Since the report was issued a broad range of people—from NBA star Charles Barkley to President Barack Obama—have repeated the claim. But as Howard University professor Ivory A. Toldson explains, the statistic is based on inaccurate and incomplete data: “Today there are approximately 600,000 more black men in college than in jail, and the best research evidence suggests that the line was never true to begin with.”
Tollefson says the increase in black male college enrollment over the past 10 years is due to three primary factors: “1. IPEDS more precisely tracking enrollment (artificial gains), 2. social advancements (authentic gains) and 3. the rise of community and for-profit colleges (authentic gains).”
The top 10 colleges for enrolling black males consist of three for-profit colleges, four community colleges and three public four-year institutions.

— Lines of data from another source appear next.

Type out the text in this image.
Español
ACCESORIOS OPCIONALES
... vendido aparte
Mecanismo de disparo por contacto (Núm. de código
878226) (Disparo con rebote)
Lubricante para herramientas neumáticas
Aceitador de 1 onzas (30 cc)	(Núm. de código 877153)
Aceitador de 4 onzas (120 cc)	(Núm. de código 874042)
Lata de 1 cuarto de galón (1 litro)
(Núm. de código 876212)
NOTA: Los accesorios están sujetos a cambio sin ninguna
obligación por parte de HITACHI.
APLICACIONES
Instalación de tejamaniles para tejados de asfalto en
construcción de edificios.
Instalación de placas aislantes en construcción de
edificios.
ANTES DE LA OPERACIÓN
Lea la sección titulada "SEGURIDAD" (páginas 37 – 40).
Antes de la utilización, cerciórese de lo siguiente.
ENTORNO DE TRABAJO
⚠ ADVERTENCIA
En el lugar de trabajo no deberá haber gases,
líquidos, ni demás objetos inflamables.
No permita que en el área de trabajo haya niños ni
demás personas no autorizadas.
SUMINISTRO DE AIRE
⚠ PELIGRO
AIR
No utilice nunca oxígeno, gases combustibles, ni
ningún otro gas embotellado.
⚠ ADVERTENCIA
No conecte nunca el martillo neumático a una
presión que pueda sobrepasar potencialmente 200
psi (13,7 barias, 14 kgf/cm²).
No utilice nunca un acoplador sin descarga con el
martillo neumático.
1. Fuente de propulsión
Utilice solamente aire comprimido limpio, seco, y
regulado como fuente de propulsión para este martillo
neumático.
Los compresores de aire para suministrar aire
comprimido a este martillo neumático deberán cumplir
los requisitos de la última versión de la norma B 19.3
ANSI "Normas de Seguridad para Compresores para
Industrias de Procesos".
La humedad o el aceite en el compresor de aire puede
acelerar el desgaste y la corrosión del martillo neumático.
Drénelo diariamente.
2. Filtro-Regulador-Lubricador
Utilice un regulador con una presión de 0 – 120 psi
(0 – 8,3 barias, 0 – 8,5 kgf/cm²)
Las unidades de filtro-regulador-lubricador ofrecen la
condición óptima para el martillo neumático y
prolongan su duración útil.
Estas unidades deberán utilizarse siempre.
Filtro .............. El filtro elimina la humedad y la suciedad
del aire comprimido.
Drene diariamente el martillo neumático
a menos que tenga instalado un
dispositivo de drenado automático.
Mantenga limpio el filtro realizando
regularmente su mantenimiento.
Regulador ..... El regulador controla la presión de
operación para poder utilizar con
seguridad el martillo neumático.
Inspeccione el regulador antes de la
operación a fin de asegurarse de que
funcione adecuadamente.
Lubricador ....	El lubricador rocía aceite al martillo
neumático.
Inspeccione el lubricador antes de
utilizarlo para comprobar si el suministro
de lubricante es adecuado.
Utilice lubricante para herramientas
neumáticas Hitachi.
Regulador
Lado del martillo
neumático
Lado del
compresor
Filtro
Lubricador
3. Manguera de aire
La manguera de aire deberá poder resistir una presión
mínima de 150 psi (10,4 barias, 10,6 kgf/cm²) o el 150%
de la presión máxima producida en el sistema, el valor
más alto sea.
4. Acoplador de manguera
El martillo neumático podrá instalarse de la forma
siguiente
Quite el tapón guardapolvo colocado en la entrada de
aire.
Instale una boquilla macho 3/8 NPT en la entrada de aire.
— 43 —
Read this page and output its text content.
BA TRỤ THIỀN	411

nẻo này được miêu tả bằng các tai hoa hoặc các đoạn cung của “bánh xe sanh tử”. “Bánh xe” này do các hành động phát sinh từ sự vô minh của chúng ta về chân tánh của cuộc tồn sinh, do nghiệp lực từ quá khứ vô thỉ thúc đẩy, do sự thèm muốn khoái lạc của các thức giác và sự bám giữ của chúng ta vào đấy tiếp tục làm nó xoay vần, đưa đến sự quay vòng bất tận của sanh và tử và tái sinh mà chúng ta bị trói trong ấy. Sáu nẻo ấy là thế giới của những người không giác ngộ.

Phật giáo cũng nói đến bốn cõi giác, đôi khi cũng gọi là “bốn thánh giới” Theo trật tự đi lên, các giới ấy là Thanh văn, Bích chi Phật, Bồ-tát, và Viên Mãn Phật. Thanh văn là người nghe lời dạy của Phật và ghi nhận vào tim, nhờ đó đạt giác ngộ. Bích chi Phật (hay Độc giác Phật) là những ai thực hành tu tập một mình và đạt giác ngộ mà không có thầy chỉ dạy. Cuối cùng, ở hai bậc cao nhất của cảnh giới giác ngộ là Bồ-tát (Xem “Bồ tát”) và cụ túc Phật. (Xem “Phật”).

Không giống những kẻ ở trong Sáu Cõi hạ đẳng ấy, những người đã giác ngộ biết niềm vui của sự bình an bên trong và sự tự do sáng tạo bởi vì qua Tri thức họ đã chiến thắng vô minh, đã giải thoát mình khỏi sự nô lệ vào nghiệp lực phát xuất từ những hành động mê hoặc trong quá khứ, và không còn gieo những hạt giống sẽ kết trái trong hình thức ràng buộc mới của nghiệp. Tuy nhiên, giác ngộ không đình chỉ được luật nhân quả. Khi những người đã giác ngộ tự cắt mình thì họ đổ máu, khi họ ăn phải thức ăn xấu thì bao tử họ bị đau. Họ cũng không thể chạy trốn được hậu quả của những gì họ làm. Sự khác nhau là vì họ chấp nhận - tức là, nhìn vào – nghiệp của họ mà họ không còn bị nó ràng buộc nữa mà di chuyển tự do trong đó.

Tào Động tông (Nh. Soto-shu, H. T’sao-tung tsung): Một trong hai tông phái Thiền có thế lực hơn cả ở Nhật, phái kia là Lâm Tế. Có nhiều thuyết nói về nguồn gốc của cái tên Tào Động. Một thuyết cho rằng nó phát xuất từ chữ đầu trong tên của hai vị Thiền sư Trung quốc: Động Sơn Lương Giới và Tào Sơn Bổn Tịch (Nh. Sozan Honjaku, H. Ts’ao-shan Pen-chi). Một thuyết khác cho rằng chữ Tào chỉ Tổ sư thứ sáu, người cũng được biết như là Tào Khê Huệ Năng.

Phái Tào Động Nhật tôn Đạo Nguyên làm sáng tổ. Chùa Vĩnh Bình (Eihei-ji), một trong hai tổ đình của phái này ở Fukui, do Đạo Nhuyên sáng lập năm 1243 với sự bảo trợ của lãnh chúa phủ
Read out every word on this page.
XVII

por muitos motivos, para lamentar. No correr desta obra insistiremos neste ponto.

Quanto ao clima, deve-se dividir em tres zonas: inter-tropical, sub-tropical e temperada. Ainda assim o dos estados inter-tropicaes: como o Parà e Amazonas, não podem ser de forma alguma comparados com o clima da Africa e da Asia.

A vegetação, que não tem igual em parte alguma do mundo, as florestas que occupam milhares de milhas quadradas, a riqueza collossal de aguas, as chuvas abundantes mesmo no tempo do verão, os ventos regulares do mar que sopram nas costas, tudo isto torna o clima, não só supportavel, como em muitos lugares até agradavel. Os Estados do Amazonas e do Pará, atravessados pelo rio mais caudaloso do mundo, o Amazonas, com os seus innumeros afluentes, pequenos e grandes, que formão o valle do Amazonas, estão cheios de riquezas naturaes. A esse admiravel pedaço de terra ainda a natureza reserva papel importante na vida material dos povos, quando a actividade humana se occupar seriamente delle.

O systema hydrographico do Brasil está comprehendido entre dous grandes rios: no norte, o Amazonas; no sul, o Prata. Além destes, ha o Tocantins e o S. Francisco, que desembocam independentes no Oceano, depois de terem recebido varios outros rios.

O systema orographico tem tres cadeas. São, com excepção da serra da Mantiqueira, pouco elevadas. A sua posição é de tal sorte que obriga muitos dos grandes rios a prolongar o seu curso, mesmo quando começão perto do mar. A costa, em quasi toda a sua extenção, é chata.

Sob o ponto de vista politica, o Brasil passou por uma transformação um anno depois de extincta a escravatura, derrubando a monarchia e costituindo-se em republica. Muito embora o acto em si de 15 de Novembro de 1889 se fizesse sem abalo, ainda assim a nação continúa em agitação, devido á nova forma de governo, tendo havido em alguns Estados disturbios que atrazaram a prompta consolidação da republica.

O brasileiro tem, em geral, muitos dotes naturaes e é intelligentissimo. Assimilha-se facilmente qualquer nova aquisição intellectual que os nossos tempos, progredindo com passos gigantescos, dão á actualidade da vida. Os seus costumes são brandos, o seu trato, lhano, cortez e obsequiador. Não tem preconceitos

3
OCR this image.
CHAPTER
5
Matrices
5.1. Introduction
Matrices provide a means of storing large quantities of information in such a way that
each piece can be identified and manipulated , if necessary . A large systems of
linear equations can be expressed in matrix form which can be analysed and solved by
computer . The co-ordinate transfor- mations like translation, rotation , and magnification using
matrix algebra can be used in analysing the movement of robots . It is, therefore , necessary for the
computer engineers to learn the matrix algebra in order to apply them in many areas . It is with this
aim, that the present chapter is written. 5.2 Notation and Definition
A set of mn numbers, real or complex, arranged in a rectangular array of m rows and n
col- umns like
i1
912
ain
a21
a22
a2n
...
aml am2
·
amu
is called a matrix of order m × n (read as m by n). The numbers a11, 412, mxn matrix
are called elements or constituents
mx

The University of Phoenix online campus reported 847 black male students in 2001 and 21,802 in 2011, making it the nation’s top enroller of black male students. Second is Ashford University, which reported 23 black males in 2001 and 15,081 in 2011.
Importantly, black male representation in higher education is proportional to black male representation in the adult population. However, lack of adequate guidance and academic rigor in high schools has resulted in black males being underrepresented at competitive universities like Rutgers and overrepresented at community colleges and online universities.
Tollefson raises an important consideration for those of us who care about social mobility and economic advancement:
Consider this: If all 1,127,170 black males who were enrolled in undergraduate programs in 2010 eventually graduated, the total number of black males with college degrees would increase by 71 percent, nearly achieving parity with white males. However, we will not sufficiently support black male college students — nor college-bound students — if we simply keep perpetuating the myth that juxtaposes their needs with those of black males in the criminal-justice system.
As Anthony Bradley recently wrote, “We need to think more deeply about what it means to be human and how we can put people in positions, in accordance with their design by their Creator, to live well. In other words, we need to focus our attention on human flourishing.” For many Americans graduating from college is one of the essential achievements that provides opportunities for such flourishing. Helping young men reach that goal should be a higher priority for a broad range of organizations—from individual churches to national campus ministries—that have the ability to better serve black male college students. But all Christians have a responsibility to love and help improve the lives of our African-American brothers. Whether they are in a jail cell or in a college classroom, they deserve to live in accordance with their design by their Creator.